La crise économique et financière qui secoue actuellement l’Europe va-t-elle remettre en cause certains dogmes, à commencer par celui de l’indépendance de la Banque centrale européenne (BCE) ? On le sait, cette indépendance a pour but de soustraire l’institution monétaire aux pressions des pouvoirs politiques, ces derniers pouvant être tentés d’user de la planche à billet - et donc de l’inflation-pour faire face aux difficultés économiques. En termes de bilan depuis sa création, il faut ainsi reconnaître que la BCE a réussi son combat contre l’inflation dans la zone euro. Mais à quel prix ? La question se pose aussi pour la Réserve fédérale étasunienne (Fed) dont l’action durant ces quinze dernières années est de plus en plus critiquée.

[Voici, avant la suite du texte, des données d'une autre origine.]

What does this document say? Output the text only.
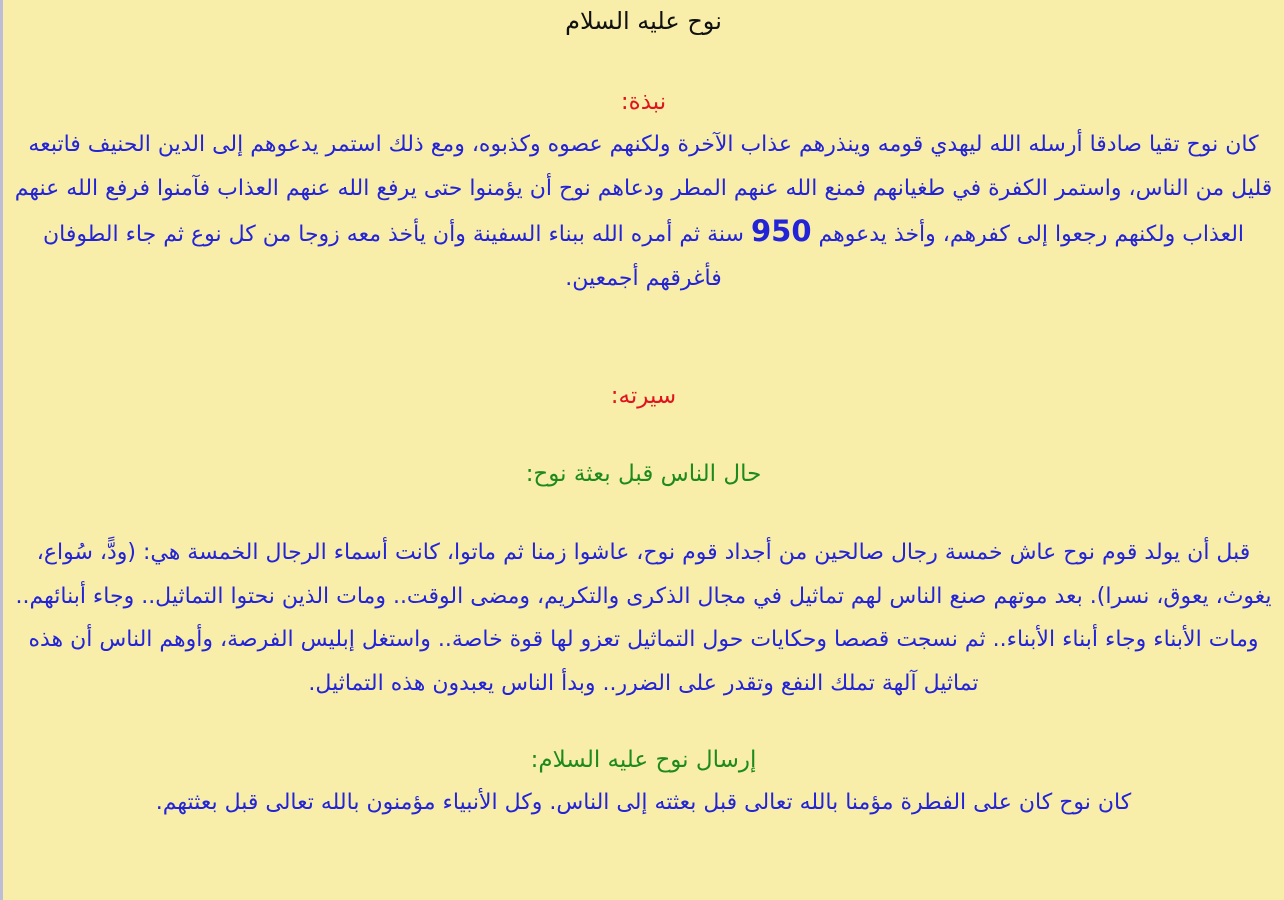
نوح عليه السلام

نبذة:

كان نوح تقيا صادقا أرسله الله ليهدي قومه وينذرهم عذاب الآخرة ولكنهم عصوه وكذبوه، ومع ذلك استمر يدعوهم إلى الدين الحنيف فاتبعه قليل من الناس، واستمر الكفرة في طغيانهم فمنع الله عنهم المطر ودعاهم نوح أن يؤمنوا حتى يرفع الله عنهم العذاب فآمنوا فرفع الله عنهم العذاب ولكنهم رجعوا إلى كفرهم، وأخذ يدعوهم 950 سنة ثم أمره الله ببناء السفينة وأن يأخذ معه زوجا من كل نوع ثم جاء الطوفان فأغرقهم أجمعين.

سيرته:

حال الناس قبل بعثة نوح:

قبل أن يولد قوم نوح عاش خمسة رجال صالحين من أجداد قوم نوح، عاشوا زمنا ثم ماتوا، كانت أسماء الرجال الخمسة هي: (ودًّ، سُواع، يغوث، يعوق، نسرا). بعد موتهم صنع الناس لهم تماثيل في مجال الذكرى والتكريم، ومضى الوقت.. ومات الذين نحتوا التماثيل.. وجاء أبنائهم.. ومات الأبناء وجاء أبناء الأبناء.. ثم نسجت قصصا وحكايات حول التماثيل تعزو لها قوة خاصة.. واستغل إبليس الفرصة، وأوهم الناس أن هذه تماثيل آلهة تملك النفع وتقدر على الضرر.. وبدأ الناس يعبدون هذه التماثيل.

إرسال نوح عليه السلام:

كان نوح كان على الفطرة مؤمنا بالله تعالى قبل بعثته إلى الناس. وكل الأنبياء مؤمنون بالله تعالى قبل بعثتهم.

DES MACHINES A FABRIQUER DES BULLES SPECULATIVES

Que reproche-t-on à ces deux banques centrales ? C’est simple, par leur laxisme en matière de supervision bancaire, elles ont laissé filer plusieurs bulles spéculatives, ce qui a fini par déboucher sur de graves crises économiques et financières. Aux Etats-Unis, la Fed n’a pas pu ou voulu freiner l’emballement des subprimes et la course à l’endettement de nombreux ménages américains. En Europe, la BCE s’est tellement focalisée sur la stabilité des prix, qu’elle n’a pas assez prêté attention aux dérapages des comptes publics et à l’explosion de l’endettement de nombreux Etats dont ceux d’Europe du sud. Plus grave encore, des économistes accusent aujourd’hui la BCE d’avoir aggravé la crise en juillet 2008 en augmentant ses taux d’intérêts alors que c’était bel et bien le moment de faire l’inverse en injectant de l’argent frais dans les circuits interbancaires.
En février 2007, l’économiste Antoine Brunet relevait déjà dans une note de recherche publiée par la banque HSBC que cinq récessions internationales (1973,1980,1982,1990 et 2001) avaient toutes été « enclenchées par les grandes banques centrales toujours en réaction à un risque inflationniste devenu majeur à leurs yeux », d’où la nécessité de prendre en compte le rôle et l’action de ces institutions monétaires dans la construction d’une théorie du cycle économique et de la récession. De fait, ces banques centrales ne sont pas des acteurs neutres ou objectifs. Leur action s’appuie aussi sur des éléments idéologiques pour ne pas dire partisans. Alan Greenspan, patron de la Fed de 1987 et 2006 ne l’a jamais caché. Il a, par exemple, toujours estimé que les marchés financiers s’autorégulaient grâce à la fameuse « main invisible » et qu’il n’y avait nul besoin pour la Fed d’encourager une trop forte régulation. On a vu à quoi cette permissivité a mené…
Faut-il pour autant mettre les banques centrales sous tutelle ? Il est évident que l’on retomberait alors dans l’extrême inverse, c’est-à-dire dans la situation où les Etats seraient tentés de faire fonctionner la planche à billet pour compenser les effets des difficultés économiques, qu’elles soient ou non conjoncturelles. Le résultat le plus immédiat serait une hausse de l’inflation et, bien entendu, une perte de confiance des marchés financiers ainsi qu’une dilution de l’épargne des ménages. En réalité, l’indépendance des banques centrales ne peut aller de pair qu’avec l’existence d’organismes régulateurs forts. Banques, marchés financiers, qu’ils soient ou non réglementés, ont bénéficié durant ces dernières années d’un réel laxisme en matière de régulation et de supervision. Ainsi, nombre de gendarmes boursiers et d’autorités financières, à commencer par la Secutities Exchange Commission (SEC) aux Etats-Unis, ont-ils vu leurs moyens financiers et humains sans cesse diminuer. Comment s’étonner ensuite des multiples dérapages que la crise de 2008 a mis en évidence ?

LA BCE NON RESPONSABLE ?

Cela étant précisé, il reste tout de même que la Banque centrale européenne (BCE) jouit de trop d’indépendance. Voilà une institution financière dont le président - qui n’est pas élu par les peuples européens - n’est responsable devant aucune juridiction ou parlement et dont le renvoi est quasiment impossible. C’est là un cas rare et étonnant de dirigeant qui ne doit rendre des comptes à personne, qu’il s’agisse des gouvernements européens (dont l’existence est liée à des scrutins électoraux) ou des parlements, qu’ils soient nationaux ou européen. Et la situation devrait rester inchangée puisque l’Allemagne s’oppose à toute modification du statut de la BCE, quitte à ce que les erreurs du passé récent se reproduisent encore.